In power systems, disturbances often result from faults or operational events, making it crucial to accurately identify their sources to prevent system failures and maintain grid stability. Existing research primarily classifies disturbances based on waveform characteristics, such as sags, swells, and transients, without determining their root causes, including incipient faults, constant impedance faults, load switching, and capacitor switching events. This paper proposes a hypothesis testing-based scheme for classifying power distribution disturbances by their root causes, ensuring reliable and interpretable results without extensive datasets.

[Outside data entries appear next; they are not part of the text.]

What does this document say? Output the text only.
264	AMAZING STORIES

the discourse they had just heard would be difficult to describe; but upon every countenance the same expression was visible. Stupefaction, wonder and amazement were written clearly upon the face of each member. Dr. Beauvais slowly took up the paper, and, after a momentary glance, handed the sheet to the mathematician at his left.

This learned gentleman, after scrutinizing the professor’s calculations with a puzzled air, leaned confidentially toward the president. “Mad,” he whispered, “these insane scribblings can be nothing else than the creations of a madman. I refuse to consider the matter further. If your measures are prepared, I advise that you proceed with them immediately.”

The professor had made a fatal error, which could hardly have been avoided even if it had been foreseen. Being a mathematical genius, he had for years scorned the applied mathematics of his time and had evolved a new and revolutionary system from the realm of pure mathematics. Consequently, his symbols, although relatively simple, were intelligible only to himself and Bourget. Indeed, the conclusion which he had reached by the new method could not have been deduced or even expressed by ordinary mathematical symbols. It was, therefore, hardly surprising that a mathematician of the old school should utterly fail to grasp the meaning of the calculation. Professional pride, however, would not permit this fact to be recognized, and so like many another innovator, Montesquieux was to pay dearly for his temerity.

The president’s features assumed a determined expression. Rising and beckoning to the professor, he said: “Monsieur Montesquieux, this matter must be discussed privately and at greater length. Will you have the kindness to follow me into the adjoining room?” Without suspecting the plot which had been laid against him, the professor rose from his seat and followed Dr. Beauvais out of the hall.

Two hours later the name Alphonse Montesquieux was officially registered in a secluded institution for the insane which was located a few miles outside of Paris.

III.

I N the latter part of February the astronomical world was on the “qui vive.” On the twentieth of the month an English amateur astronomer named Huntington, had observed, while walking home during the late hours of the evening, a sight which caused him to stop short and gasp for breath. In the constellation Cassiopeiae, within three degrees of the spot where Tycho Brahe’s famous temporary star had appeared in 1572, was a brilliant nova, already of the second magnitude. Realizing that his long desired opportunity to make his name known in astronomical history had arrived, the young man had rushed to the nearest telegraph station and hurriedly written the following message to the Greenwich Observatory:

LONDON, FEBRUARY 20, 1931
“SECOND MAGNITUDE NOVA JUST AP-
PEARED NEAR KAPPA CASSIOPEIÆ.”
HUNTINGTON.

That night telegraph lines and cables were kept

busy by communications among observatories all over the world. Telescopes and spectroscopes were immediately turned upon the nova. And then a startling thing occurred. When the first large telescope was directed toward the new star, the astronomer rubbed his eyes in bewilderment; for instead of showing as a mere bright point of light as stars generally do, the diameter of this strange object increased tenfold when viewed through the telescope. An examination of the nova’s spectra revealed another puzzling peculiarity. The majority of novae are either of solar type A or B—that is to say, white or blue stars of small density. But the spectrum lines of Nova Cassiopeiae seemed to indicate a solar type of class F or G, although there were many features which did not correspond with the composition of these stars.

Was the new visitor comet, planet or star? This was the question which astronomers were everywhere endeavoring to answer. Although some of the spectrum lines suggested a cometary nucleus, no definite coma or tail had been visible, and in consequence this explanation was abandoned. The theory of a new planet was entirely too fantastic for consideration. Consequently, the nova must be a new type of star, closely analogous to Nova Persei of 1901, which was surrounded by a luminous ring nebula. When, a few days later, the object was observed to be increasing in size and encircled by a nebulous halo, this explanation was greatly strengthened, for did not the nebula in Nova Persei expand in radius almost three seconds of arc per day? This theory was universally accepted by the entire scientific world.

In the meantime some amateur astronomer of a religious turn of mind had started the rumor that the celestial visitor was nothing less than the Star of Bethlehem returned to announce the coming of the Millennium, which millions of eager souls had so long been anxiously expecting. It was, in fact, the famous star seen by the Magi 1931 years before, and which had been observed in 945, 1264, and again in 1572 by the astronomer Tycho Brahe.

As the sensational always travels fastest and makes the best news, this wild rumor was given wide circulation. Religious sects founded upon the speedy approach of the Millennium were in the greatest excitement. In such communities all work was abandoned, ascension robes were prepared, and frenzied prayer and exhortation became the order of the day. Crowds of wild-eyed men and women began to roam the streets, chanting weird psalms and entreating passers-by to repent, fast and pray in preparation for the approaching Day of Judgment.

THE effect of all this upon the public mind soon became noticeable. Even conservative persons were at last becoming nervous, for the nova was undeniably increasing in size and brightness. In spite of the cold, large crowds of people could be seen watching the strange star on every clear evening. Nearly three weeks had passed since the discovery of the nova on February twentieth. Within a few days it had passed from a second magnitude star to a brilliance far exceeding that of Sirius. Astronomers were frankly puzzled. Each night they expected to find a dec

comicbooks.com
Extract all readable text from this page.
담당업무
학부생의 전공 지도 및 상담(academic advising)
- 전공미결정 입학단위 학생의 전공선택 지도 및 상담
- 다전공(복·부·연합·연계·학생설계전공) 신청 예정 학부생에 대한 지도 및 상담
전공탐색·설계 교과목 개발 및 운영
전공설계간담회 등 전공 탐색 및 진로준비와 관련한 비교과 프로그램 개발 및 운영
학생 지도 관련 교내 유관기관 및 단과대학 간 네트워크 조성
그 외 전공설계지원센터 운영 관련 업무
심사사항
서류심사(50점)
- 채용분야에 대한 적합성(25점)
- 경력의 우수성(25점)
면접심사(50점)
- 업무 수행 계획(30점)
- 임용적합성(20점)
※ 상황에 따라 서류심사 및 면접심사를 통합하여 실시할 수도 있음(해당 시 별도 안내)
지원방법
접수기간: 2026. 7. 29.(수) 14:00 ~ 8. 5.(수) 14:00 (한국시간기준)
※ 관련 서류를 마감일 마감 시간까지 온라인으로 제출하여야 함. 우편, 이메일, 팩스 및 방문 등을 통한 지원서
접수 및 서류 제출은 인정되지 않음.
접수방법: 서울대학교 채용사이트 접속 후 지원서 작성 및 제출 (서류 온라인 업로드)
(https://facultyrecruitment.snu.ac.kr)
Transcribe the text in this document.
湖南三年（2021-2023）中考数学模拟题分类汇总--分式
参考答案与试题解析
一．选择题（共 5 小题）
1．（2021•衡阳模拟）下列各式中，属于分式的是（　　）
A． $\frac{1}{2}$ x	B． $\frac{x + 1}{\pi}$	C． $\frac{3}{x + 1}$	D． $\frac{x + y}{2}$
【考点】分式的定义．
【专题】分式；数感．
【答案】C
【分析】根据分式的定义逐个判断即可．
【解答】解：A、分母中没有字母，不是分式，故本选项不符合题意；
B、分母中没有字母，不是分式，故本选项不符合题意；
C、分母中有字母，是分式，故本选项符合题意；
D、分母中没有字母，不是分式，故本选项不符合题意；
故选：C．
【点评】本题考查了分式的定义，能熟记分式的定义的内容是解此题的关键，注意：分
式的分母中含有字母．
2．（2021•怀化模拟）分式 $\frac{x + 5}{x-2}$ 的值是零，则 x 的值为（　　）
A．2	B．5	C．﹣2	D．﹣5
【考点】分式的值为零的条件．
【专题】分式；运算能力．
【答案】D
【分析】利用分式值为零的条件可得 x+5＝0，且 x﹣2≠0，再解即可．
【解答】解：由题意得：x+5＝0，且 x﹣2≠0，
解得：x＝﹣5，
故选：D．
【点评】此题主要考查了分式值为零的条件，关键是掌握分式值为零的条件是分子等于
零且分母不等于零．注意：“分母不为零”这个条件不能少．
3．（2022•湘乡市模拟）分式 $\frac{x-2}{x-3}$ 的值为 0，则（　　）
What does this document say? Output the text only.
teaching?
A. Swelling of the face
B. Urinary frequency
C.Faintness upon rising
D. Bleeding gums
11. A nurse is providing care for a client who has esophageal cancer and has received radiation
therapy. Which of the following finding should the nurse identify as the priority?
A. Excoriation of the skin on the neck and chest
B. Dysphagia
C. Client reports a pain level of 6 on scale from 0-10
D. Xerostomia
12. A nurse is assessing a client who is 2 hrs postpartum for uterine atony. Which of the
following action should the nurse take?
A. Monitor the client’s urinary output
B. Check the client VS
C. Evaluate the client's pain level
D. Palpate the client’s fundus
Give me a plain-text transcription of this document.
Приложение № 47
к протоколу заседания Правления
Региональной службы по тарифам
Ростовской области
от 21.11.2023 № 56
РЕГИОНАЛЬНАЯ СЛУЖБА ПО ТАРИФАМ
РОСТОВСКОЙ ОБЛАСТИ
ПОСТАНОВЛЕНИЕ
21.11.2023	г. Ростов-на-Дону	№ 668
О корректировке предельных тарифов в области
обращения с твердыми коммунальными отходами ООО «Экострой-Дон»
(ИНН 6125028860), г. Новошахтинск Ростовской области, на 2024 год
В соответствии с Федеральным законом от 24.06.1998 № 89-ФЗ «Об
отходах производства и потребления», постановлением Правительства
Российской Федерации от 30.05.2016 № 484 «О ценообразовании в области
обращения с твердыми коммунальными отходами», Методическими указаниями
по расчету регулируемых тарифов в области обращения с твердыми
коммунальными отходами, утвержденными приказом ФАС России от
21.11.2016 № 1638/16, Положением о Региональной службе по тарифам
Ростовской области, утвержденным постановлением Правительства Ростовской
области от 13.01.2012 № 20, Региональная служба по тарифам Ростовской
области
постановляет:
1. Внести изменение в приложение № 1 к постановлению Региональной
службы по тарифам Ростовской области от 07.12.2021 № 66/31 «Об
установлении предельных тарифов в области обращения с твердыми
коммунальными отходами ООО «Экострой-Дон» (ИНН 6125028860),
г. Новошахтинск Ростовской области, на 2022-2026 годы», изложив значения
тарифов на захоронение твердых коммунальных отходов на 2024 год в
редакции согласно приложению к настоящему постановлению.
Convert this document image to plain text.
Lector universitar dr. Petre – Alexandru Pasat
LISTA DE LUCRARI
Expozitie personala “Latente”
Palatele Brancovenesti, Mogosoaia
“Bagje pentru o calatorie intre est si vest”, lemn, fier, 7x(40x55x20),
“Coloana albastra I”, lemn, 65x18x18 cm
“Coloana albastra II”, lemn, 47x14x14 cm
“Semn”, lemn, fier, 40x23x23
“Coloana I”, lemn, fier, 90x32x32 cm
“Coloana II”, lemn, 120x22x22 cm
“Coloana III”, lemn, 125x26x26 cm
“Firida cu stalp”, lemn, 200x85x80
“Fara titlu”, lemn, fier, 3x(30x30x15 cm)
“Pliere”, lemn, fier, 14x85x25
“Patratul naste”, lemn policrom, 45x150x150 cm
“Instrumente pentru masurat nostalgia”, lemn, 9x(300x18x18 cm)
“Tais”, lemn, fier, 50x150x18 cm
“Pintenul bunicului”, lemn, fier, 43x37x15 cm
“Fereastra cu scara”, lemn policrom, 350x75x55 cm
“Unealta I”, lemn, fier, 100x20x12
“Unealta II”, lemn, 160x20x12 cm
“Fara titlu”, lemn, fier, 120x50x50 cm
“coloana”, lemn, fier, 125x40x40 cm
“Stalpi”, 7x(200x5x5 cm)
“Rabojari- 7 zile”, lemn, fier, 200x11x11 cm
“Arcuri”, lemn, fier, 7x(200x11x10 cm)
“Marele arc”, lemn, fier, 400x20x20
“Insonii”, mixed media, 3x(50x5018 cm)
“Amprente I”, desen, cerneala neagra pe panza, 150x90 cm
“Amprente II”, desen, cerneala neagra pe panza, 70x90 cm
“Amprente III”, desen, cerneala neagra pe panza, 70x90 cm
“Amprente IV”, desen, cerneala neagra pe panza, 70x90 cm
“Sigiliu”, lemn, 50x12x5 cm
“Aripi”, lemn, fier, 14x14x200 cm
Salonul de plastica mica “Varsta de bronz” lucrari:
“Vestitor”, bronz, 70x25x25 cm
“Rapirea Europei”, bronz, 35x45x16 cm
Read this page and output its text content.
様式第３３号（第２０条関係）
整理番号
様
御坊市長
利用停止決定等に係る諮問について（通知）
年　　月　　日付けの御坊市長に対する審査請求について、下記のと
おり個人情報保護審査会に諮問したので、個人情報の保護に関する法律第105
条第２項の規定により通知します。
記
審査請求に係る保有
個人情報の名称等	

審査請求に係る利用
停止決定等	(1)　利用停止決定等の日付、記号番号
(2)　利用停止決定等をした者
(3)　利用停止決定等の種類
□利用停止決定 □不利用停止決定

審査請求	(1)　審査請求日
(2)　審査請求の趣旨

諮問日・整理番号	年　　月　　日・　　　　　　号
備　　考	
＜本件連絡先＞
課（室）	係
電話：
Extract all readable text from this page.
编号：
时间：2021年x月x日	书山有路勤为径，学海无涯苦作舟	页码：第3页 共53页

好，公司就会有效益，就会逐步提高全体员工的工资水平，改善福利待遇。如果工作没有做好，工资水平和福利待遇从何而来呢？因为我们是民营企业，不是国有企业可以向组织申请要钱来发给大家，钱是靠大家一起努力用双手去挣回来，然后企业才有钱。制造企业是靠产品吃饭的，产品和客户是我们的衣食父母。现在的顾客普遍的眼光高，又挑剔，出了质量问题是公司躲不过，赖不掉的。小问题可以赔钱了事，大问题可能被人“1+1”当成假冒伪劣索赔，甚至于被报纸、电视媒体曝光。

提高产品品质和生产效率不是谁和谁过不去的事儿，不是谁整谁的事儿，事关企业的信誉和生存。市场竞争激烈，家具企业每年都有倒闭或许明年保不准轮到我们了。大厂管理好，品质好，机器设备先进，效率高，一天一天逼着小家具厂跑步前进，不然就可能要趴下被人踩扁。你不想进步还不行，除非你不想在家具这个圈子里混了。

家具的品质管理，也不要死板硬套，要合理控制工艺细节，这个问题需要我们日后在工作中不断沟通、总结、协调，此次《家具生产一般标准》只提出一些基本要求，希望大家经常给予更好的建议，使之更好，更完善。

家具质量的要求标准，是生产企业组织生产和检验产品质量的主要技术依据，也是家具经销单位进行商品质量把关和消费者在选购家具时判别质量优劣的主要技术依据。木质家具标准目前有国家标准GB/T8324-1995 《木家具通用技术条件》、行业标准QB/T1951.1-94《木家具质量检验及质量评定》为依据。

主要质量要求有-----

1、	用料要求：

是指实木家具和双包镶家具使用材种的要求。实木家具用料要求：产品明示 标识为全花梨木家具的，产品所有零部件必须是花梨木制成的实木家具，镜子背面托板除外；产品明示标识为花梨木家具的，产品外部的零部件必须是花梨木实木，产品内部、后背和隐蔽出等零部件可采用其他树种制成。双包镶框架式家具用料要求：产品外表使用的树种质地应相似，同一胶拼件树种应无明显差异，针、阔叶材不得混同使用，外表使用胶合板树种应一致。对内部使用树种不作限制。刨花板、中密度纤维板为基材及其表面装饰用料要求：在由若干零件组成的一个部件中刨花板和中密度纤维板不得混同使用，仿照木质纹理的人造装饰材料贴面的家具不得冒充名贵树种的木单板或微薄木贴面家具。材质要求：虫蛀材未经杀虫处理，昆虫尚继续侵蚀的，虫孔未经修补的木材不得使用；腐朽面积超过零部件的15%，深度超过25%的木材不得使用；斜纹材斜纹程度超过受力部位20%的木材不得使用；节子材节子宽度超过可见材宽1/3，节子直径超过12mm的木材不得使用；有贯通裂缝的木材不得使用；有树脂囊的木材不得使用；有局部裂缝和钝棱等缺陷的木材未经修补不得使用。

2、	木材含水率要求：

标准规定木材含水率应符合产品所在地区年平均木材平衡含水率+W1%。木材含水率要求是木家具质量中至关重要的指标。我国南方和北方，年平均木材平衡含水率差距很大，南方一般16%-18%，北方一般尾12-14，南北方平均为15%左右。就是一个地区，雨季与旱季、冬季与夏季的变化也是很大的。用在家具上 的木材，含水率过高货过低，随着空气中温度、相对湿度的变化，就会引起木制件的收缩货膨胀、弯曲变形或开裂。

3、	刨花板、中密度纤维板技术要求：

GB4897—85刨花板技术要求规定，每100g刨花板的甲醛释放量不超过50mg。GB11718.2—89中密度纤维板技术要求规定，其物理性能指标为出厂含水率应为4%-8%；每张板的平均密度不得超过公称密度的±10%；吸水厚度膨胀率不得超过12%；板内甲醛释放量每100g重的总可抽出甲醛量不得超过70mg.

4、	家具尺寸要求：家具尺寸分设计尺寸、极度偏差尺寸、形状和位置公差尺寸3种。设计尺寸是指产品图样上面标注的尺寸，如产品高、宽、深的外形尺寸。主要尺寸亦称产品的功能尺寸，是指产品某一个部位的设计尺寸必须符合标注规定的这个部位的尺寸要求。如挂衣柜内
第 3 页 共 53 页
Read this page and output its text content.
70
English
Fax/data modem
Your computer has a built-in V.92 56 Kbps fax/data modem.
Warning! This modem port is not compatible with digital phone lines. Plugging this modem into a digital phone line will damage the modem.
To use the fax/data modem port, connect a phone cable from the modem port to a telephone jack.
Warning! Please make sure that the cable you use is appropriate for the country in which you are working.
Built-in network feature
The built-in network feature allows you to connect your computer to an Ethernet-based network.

The scheme uses discrete-time voltage and current measurements at substations to develop disturbance models for substation voltages, incorporating disturbance parameters and load impedance. Load impedance is estimated from recent normal cycles, and disturbance parameters are then derived using substation measurements and the estimated load impedance. By substituting these estimated parameters into the corresponding disturbance models, substation voltages for each disturbance type are estimated. The disturbance type is classified by selecting the one that minimizes the normalized mean square error between the estimated and measured substation voltages. The proposed method is evaluated using the IEEE 13-bus test feeder simulated in PSCAD/EMTDC and validated on a two-day real-world power system dataset collected by the IEEE Power & Energy Society Working Group on Power Quality Data Analytics.